Ein dumpfes Poltern führte dazu, dass er beim nächsten Lagenwechsel daneben griff. Yuriy blinzelte, bemerkte die Finsternis in seinem Zimmer, doch sah trotzdem davon ab, das Licht einzuschalten. Um aufzustehen, müsste er das Cello zur Seite legen. Nachdem er einmal tief durchgeatmet hatte, legte er den Bogen an die Saiten und überlegte, ob er von vorne beginnen sollte.
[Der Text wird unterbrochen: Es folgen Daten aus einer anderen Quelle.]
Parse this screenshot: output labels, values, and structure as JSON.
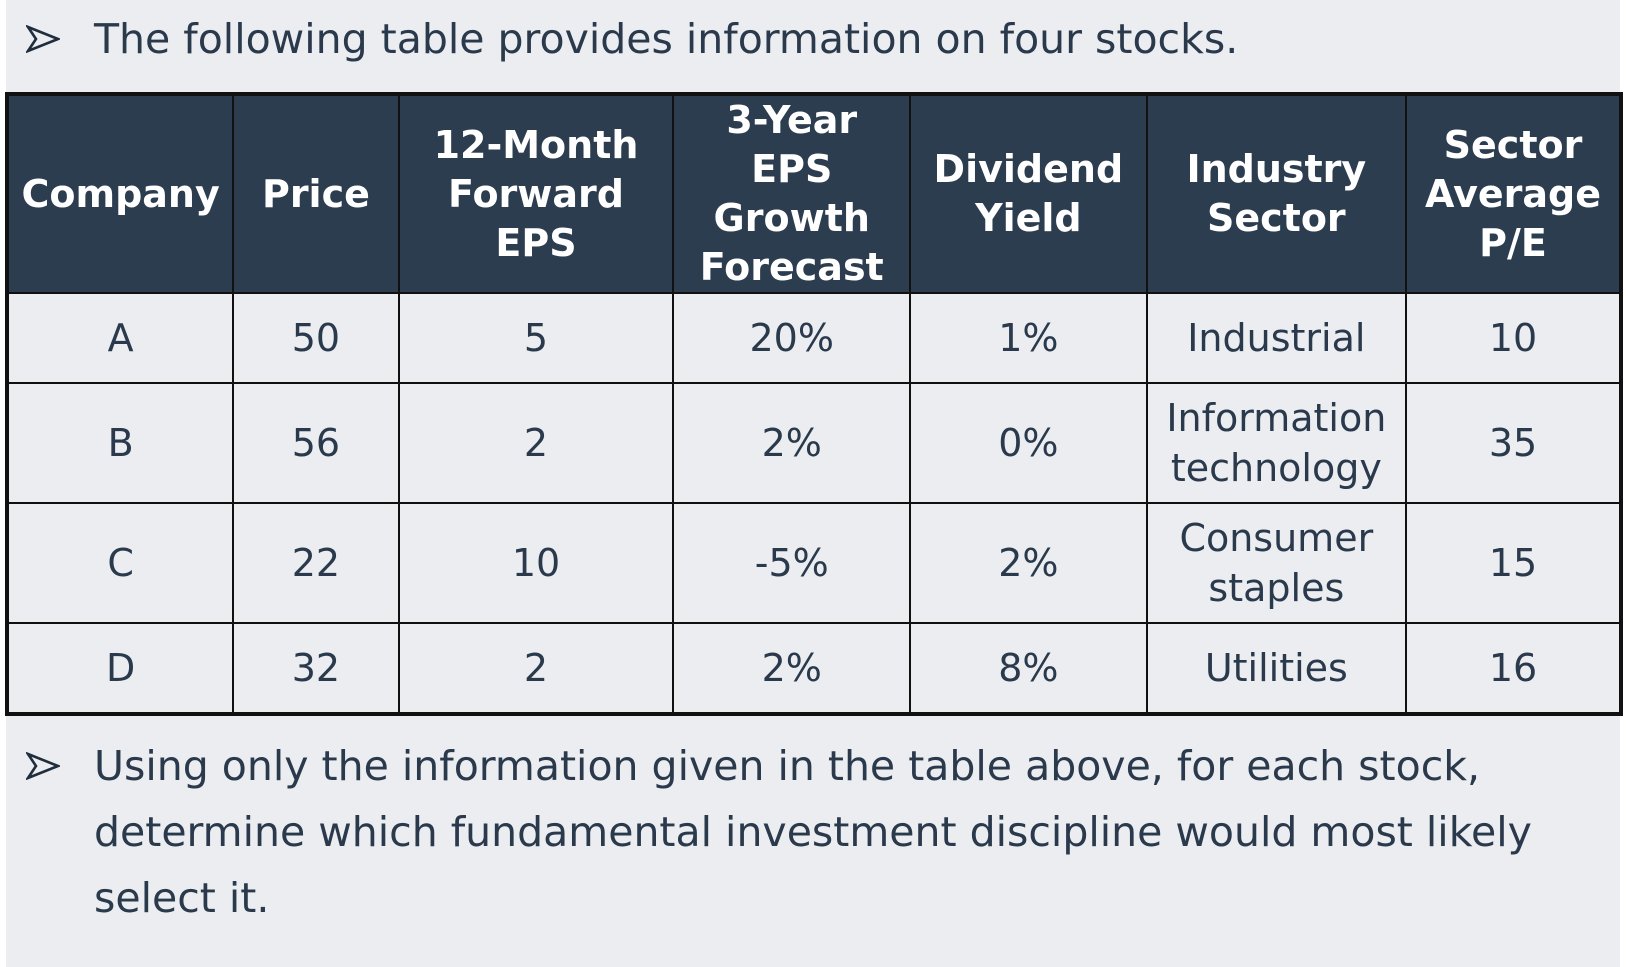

Erneut hörte er ein Knarzen, schloss die Augen und spielte weiter. Seine Finger drückten krampfhaft auf die Saiten, während die Töne unsauber klangen. Missbilligend verzog er den Mund. Tief in sich wusste er, dass er Musik nicht erzwingen konnte, selbst wenn er diese Phrase sonst mit einem Augenverdrehen als romantisch abtat. Mit einem Schnauben blies Yuriy sich eine vorwitzige Haarsträhne aus dem Gesicht und führte beharrlich den Bogen. Wenn er spielte, schaffte er es, seinen Kopf zu leeren.

Während einer kurzen Pause drang eine weibliche Stimme mit verzückten Lauten an sein Bewusstsein und er rutschte mit dem Bogen ab. Zischend stieß er die Luft zwischen den Zähnen aus und fluchte innerlich über die dünnen Wände.
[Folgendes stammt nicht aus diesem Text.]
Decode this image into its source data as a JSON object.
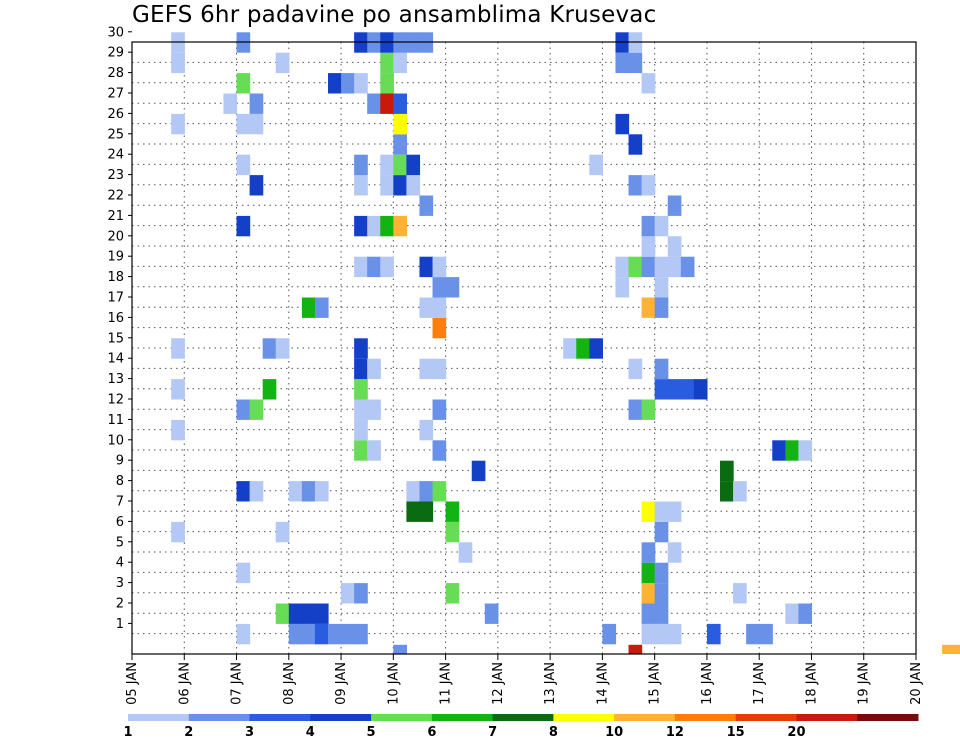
{
  "chart_data": {
    "type": "heatmap",
    "title": "GEFS 6hr padavine po ansamblima Krusevac",
    "xlabel": "",
    "ylabel": "",
    "x_ticks": [
      "05 JAN",
      "06 JAN",
      "07 JAN",
      "08 JAN",
      "09 JAN",
      "10 JAN",
      "11 JAN",
      "12 JAN",
      "13 JAN",
      "14 JAN",
      "15 JAN",
      "16 JAN",
      "17 JAN",
      "18 JAN",
      "19 JAN",
      "20 JAN"
    ],
    "y_ticks": [
      "1",
      "2",
      "3",
      "4",
      "5",
      "6",
      "7",
      "8",
      "9",
      "10",
      "11",
      "12",
      "13",
      "14",
      "15",
      "16",
      "17",
      "18",
      "19",
      "20",
      "21",
      "22",
      "23",
      "24",
      "25",
      "26",
      "27",
      "28",
      "29",
      "30"
    ],
    "xlim_days": [
      0,
      15
    ],
    "ylim_members": [
      0,
      30
    ],
    "grid": true,
    "colorbar": {
      "labels": [
        "1",
        "2",
        "3",
        "4",
        "5",
        "6",
        "7",
        "8",
        "10",
        "12",
        "15",
        "20"
      ],
      "colors": [
        "#b4c8f5",
        "#6a91e8",
        "#2a5ce0",
        "#1440c8",
        "#66dd55",
        "#12b312",
        "#0a6b12",
        "#ffff00",
        "#ffb233",
        "#ff7d0a",
        "#e83a0a",
        "#c81a0a",
        "#780c0c"
      ]
    },
    "cells": [
      [
        31,
        1,
        0
      ],
      [
        49,
        0,
        2
      ],
      [
        58,
        0,
        2
      ],
      [
        70,
        0,
        2
      ],
      [
        59,
        0,
        3
      ],
      [
        5,
        1,
        1
      ],
      [
        8,
        1,
        4
      ],
      [
        12,
        1,
        1
      ],
      [
        13,
        1,
        1
      ],
      [
        14,
        1,
        1
      ],
      [
        33,
        1,
        1
      ],
      [
        36,
        1,
        1
      ],
      [
        37,
        1,
        1
      ],
      [
        39,
        1,
        1
      ],
      [
        40,
        1,
        2
      ],
      [
        3,
        1,
        3
      ],
      [
        5,
        1,
        3
      ],
      [
        8,
        1,
        1
      ],
      [
        10,
        2,
        1
      ],
      [
        11,
        2,
        1
      ],
      [
        12,
        2,
        1
      ],
      [
        15,
        2,
        4
      ],
      [
        16,
        2,
        1
      ],
      [
        17,
        2,
        2
      ],
      [
        18,
        2,
        2
      ],
      [
        21,
        2,
        1
      ],
      [
        22,
        2,
        3
      ],
      [
        23,
        2,
        2
      ],
      [
        24,
        2,
        2
      ],
      [
        25,
        2,
        1
      ],
      [
        27,
        2,
        2
      ],
      [
        31,
        2,
        1
      ],
      [
        42,
        2,
        1
      ],
      [
        44,
        2,
        3
      ],
      [
        46,
        2,
        2
      ],
      [
        59,
        2,
        1
      ],
      [
        3,
        1,
        1
      ],
      [
        4,
        1,
        1
      ],
      [
        5,
        1,
        2
      ],
      [
        12,
        1,
        4
      ],
      [
        13,
        1,
        1
      ],
      [
        21,
        1,
        7
      ],
      [
        22,
        1,
        3
      ],
      [
        26,
        1,
        1
      ],
      [
        32,
        1,
        1
      ],
      [
        45,
        1,
        2
      ],
      [
        47,
        1,
        1
      ],
      [
        48,
        1,
        1
      ],
      [
        49,
        1,
        1
      ],
      [
        51,
        1,
        2
      ],
      [
        52,
        1,
        1
      ],
      [
        53,
        1,
        1
      ],
      [
        58,
        1,
        1
      ],
      [
        59,
        1,
        1
      ],
      [
        60,
        1,
        1
      ],
      [
        9,
        1,
        5
      ],
      [
        14,
        1,
        4
      ],
      [
        21,
        1,
        1
      ],
      [
        23,
        1,
        5
      ],
      [
        24,
        1,
        2
      ],
      [
        25,
        1,
        1
      ],
      [
        35,
        1,
        6
      ],
      [
        43,
        1,
        1
      ],
      [
        44,
        1,
        1
      ],
      [
        56,
        1,
        1
      ],
      [
        57,
        1,
        1
      ],
      [
        6,
        1,
        4
      ],
      [
        23,
        1,
        4
      ],
      [
        24,
        1,
        6
      ],
      [
        43,
        1,
        3
      ],
      [
        53,
        1,
        2
      ],
      [
        54,
        1,
        3
      ],
      [
        55,
        1,
        1
      ],
      [
        1,
        1,
        1
      ],
      [
        4,
        1,
        1
      ],
      [
        13,
        1,
        1
      ],
      [
        14,
        1,
        1
      ],
      [
        18,
        1,
        3
      ],
      [
        19,
        1,
        5
      ],
      [
        25,
        1,
        5
      ],
      [
        31,
        1,
        1
      ],
      [
        32,
        1,
        1
      ],
      [
        39,
        1,
        1
      ],
      [
        40,
        1,
        1
      ],
      [
        45,
        1,
        3
      ],
      [
        46,
        1,
        1
      ],
      [
        47,
        1,
        1
      ],
      [
        51,
        1,
        1
      ],
      [
        55,
        1,
        2
      ],
      [
        56,
        1,
        1
      ],
      [
        5,
        1,
        9
      ],
      [
        6,
        1,
        2
      ],
      [
        13,
        1,
        4
      ],
      [
        13,
        1,
        3
      ],
      [
        34,
        1,
        1
      ],
      [
        35,
        1,
        2
      ],
      [
        40,
        1,
        1
      ],
      [
        44,
        1,
        1
      ],
      [
        48,
        1,
        1
      ],
      [
        53,
        1,
        4
      ],
      [
        54,
        1,
        3
      ],
      [
        55,
        1,
        4
      ],
      [
        56,
        1,
        4
      ],
      [
        8,
        1,
        1
      ],
      [
        9,
        1,
        3
      ],
      [
        10,
        1,
        2
      ],
      [
        21,
        1,
        1
      ],
      [
        24,
        1,
        1
      ],
      [
        46,
        1,
        1
      ],
      [
        56,
        1,
        1
      ]
    ]
  }
}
Noch ein drittes Mal setzte Yuriy den Bogen an die Saiten, verharrte in dieser Position, ohne zu spielen, und wartete. Seine Wirbelsäule fühlte sich auf seinem Rücken an wie eine glühende Naht. Die Hitze konzentrierte sich in seinem Nacken und erschwerte es ihm, sich auf die Noten und Griffe zu konzentrieren.

Es war Yuriy ein Rätsel. Sie lebten schon zwei Jahre in diesem Block und es war nicht das erste Mal, dass er Fetzen davon mitbekam, was Boris über ihm so trieb. Die Tatsache, dass er sich an kein konkretes Mal erinnern konnte, zeigte ihm, wie leicht es ihm bisher gefallen war, diese irrelevanten Dinge auszublenden, wenn er gerade ein Buch las oder am Cello spielte.

Yuriy hob den Kopf zum Fenster und bemerkte dabei, wie steif sein Nacken inzwischen war. Seine Schultern waren vollkommen verspannt. Das Brennen in seinem Nacken verblasste, er senkte den Blick auf die Saiten und spielte. Die Klänge füllten seine Brust und betäubten das Ziehen in seinem Bauch.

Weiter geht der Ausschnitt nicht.